As the case with most investigations, study design and methodological issues limit the generalizability of the results from the present study 9 and leave important questions yet unanswered. For instance, the subjects who participated had a fairly mild to moderate degree of LV dysfunction with ejection fractions ranging from 30% to 49% (mean = 42%). Furthermore, these subjects appear to be relatively free of HF signs and symptoms as all were classified as NYHA class I or II. This study was also limited by the homogeneity of the group as all subjects were male and the underlying cause of LV dysfunction for each was ischemic in nature (as opposed to idiopathic etiology-the other major cause of HF). Additionally, the patients used in this investigation had a relatively high functional capacity (mean peak oxygen uptake of 21 mL/kg/min) and were pre-conditioned by participating in an AE program for an average of 2.5 years (range of 3 months to 6 years) before participating in the RE study. Consequently, these findings may not be representative and/or applicable to those with more severe forms of LV dysfunction just entering a rehabilitation program. The sample size of this study was small, but it may have still been useful to stratify the group based on EF to evaluate the possibility of an interaction between the severity of LV dysfunction and the presence of hemodynamic or wall motion abnormalities.

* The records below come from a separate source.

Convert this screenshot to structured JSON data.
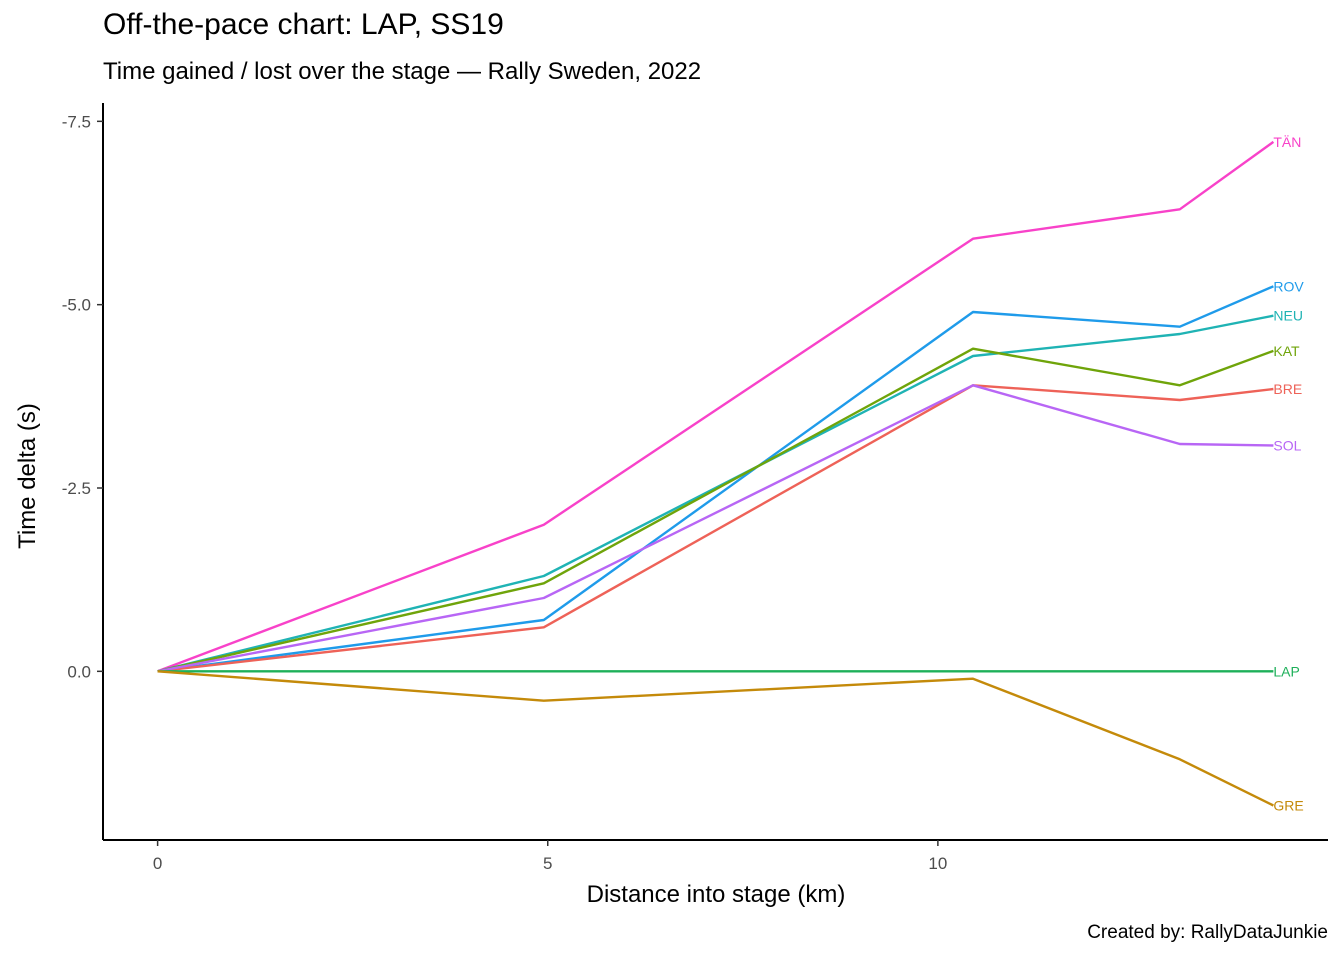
{
  "chart_data": {
    "type": "line",
    "title": "Off-the-pace chart: LAP, SS19",
    "subtitle": "Time gained / lost over the stage — Rally Sweden, 2022",
    "caption": "Created by: RallyDataJunkie",
    "xlabel": "Distance into stage (km)",
    "ylabel": "Time delta (s)",
    "x_ticks": [
      0,
      5,
      10
    ],
    "x_tick_labels": [
      "0",
      "5",
      "10"
    ],
    "y_ticks": [
      -7.5,
      -5.0,
      -2.5,
      0.0
    ],
    "y_tick_labels": [
      "-7.5",
      "-5.0",
      "-2.5",
      "0.0"
    ],
    "y_reversed": true,
    "xlim": [
      -0.7,
      15.0
    ],
    "ylim": [
      -7.75,
      2.3
    ],
    "grid": false,
    "legend": "end-of-line labels",
    "x": [
      0,
      4.95,
      10.45,
      13.1,
      14.3
    ],
    "series": [
      {
        "name": "TÄN",
        "color": "#F842C9",
        "values": [
          0,
          -2.0,
          -5.9,
          -6.3,
          -7.22
        ]
      },
      {
        "name": "ROV",
        "color": "#1F9BEA",
        "values": [
          0,
          -0.7,
          -4.9,
          -4.7,
          -5.25
        ]
      },
      {
        "name": "NEU",
        "color": "#1FB3B4",
        "values": [
          0,
          -1.3,
          -4.3,
          -4.6,
          -4.85
        ]
      },
      {
        "name": "KAT",
        "color": "#6FA40A",
        "values": [
          0,
          -1.2,
          -4.4,
          -3.9,
          -4.37
        ]
      },
      {
        "name": "BRE",
        "color": "#EE6258",
        "values": [
          0,
          -0.6,
          -3.9,
          -3.7,
          -3.85
        ]
      },
      {
        "name": "SOL",
        "color": "#B866F5",
        "values": [
          0,
          -1.0,
          -3.9,
          -3.1,
          -3.08
        ]
      },
      {
        "name": "LAP",
        "color": "#1EB05A",
        "values": [
          0,
          0.0,
          0.0,
          0.0,
          0.0
        ]
      },
      {
        "name": "GRE",
        "color": "#C48A0A",
        "values": [
          0,
          0.4,
          0.1,
          1.2,
          1.83
        ]
      }
    ]
  }
}
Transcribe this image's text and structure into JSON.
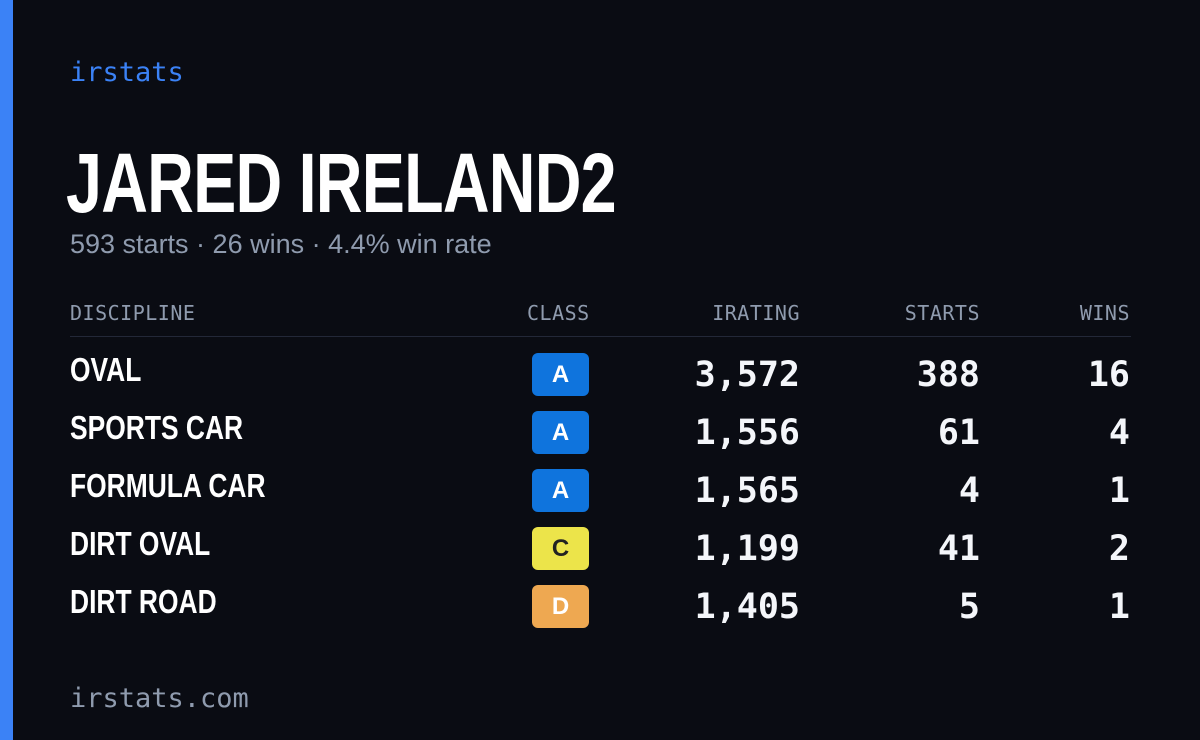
{
  "brand": "irstats",
  "driver": {
    "name": "JARED IRELAND2",
    "summary": "593 starts · 26 wins · 4.4% win rate"
  },
  "table": {
    "headers": {
      "discipline": "DISCIPLINE",
      "class": "CLASS",
      "irating": "IRATING",
      "starts": "STARTS",
      "wins": "WINS"
    },
    "rows": [
      {
        "discipline": "OVAL",
        "class": "A",
        "irating": "3,572",
        "starts": "388",
        "wins": "16"
      },
      {
        "discipline": "SPORTS CAR",
        "class": "A",
        "irating": "1,556",
        "starts": "61",
        "wins": "4"
      },
      {
        "discipline": "FORMULA CAR",
        "class": "A",
        "irating": "1,565",
        "starts": "4",
        "wins": "1"
      },
      {
        "discipline": "DIRT OVAL",
        "class": "C",
        "irating": "1,199",
        "starts": "41",
        "wins": "2"
      },
      {
        "discipline": "DIRT ROAD",
        "class": "D",
        "irating": "1,405",
        "starts": "5",
        "wins": "1"
      }
    ]
  },
  "class_colors": {
    "A": "#0f74dd",
    "C": "#ece44a",
    "D": "#eea851"
  },
  "accent_color": "#3b82f6",
  "footer": "irstats.com"
}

This study was very well done and provides meaningful insight on LV hemodynamics and wall motion abnormalities, in patients with mild-moderate LV dysfunction, during RE testing and training. However, it is likely that most cardiac rehabilitation programs already recommend RE for the type of patients evaluated in this study (ie, aerobically trained, clinically stable with only mild-moderate LV dysfunction). At minimum, this study does demonstrate the safety of 1RM testing and RE up to 60% 1RM for this patient population and provides adequate support to continue this practice. There are several important limitations to this study, though, particularly the generalizability of these findings to a more heterogeneous group of heart failure patients, particularly those with lower EF or more symptomatic heart failure. These patients are presently excluded from RE programs 6 and this study provides no justification to alter this position. Resistance exercise would likely be beneficial for patients with more severe LV dysfunction or heart failure, or both, particularly as a means of increasing functional capacity through changes to skeletal muscle structure and function; however, the safety of this practice has yet to be established and will have to wait until further data is generated.